As early as 2005 at least one pollster—Kellyanne Conway—reported that part of the Bush 2004 vote was becoming disaffected over revulsion at federal spending. After the 2006 GOP debacle, then Republican National Committee Chairman Ken Mehlman told his troops they had got out their vote, which, as he said, then voted for the other guys.
Those same voters stayed with the other guys in 2008. But by 2010, the new Obama administration’s multiple trillion-dollar bailouts and stimulus packages had driven them back toward the GOP, with one hitch. They still didn’t trust the party and its officeholders.
The national tea party movement is just the most vocal element in this much larger wave. By and large, polling has not captured it. Pollsters follow the movements of demographic groups or the changing preferences of party loyalists and independents. They typically do not try to identify something like Bush voters of 2004 who became Obama voters in 2008 and GOP House voters in 2010. The tea party is the first broadly based American political insurgency since California’s Proposition 13 in the 1970s. Sure, its fervor will make the old guard uncomfortable, but intensity is what the GOP needs.
In short, the tea party movement is Reaganism updated.

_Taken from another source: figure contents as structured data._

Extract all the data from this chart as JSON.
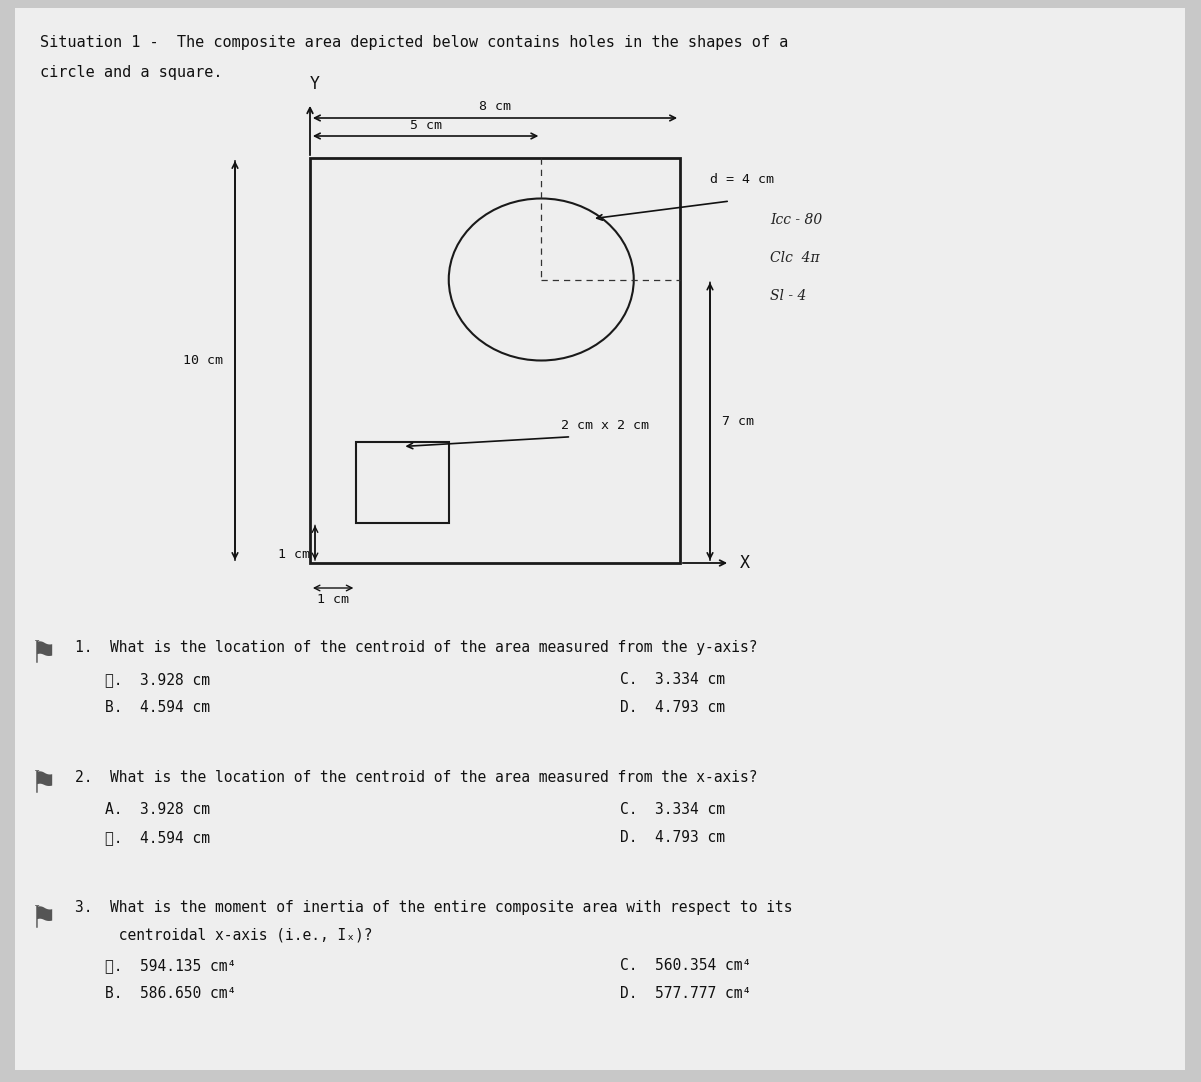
{
  "bg_color": "#c8c8c8",
  "paper_color": "#eeeeee",
  "title_line1": "Situation 1 -  The composite area depicted below contains holes in the shapes of a",
  "title_line2": "circle and a square.",
  "q1_text": "1.  What is the location of the centroid of the area measured from the y-axis?",
  "q1_A": "Ⓐ.  3.928 cm",
  "q1_B": "B.  4.594 cm",
  "q1_C": "C.  3.334 cm",
  "q1_D": "D.  4.793 cm",
  "q2_text": "2.  What is the location of the centroid of the area measured from the x-axis?",
  "q2_A": "A.  3.928 cm",
  "q2_B": "Ⓑ.  4.594 cm",
  "q2_C": "C.  3.334 cm",
  "q2_D": "D.  4.793 cm",
  "q3_text": "3.  What is the moment of inertia of the entire composite area with respect to its",
  "q3_text2": "     centroidal x-axis (i.e., Iₓ)?",
  "q3_A": "Ⓐ.  594.135 cm⁴",
  "q3_B": "B.  586.650 cm⁴",
  "q3_C": "C.  560.354 cm⁴",
  "q3_D": "D.  577.777 cm⁴",
  "font_mono": "monospace",
  "font_size_title": 11,
  "font_size_q": 10.5,
  "font_size_label": 9.5,
  "text_color": "#111111",
  "note_line1": "Icc - 80",
  "note_line2": "Clc  4π",
  "note_line3": "Sl - 4"
}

A contest has been fought over and over in Washington since Republicans embraced cutting tax rates and nondefense spending under Ronald Reagan in the early ’80s. When Republicans have united behind these priorities, they have won elections. Nervous Republicans should bear that in mind when they begin to go wobbly on something as basic as reining in spending and refusing to raise taxes. And achieving that unity has always been difficult.
Global markets must receive a clear signal that Washington has the political will to reduce spending radically. If market jitters over U.S. government debt do not convince congressional Republicans that, in the days ahead, they should hold firm for spending cuts, politics should.
Mr. Judge is managing director of the White House Writers Group and chairman of Pacific Research Institute. He was a speechwriter and special assistant to the president during the Reagan administration.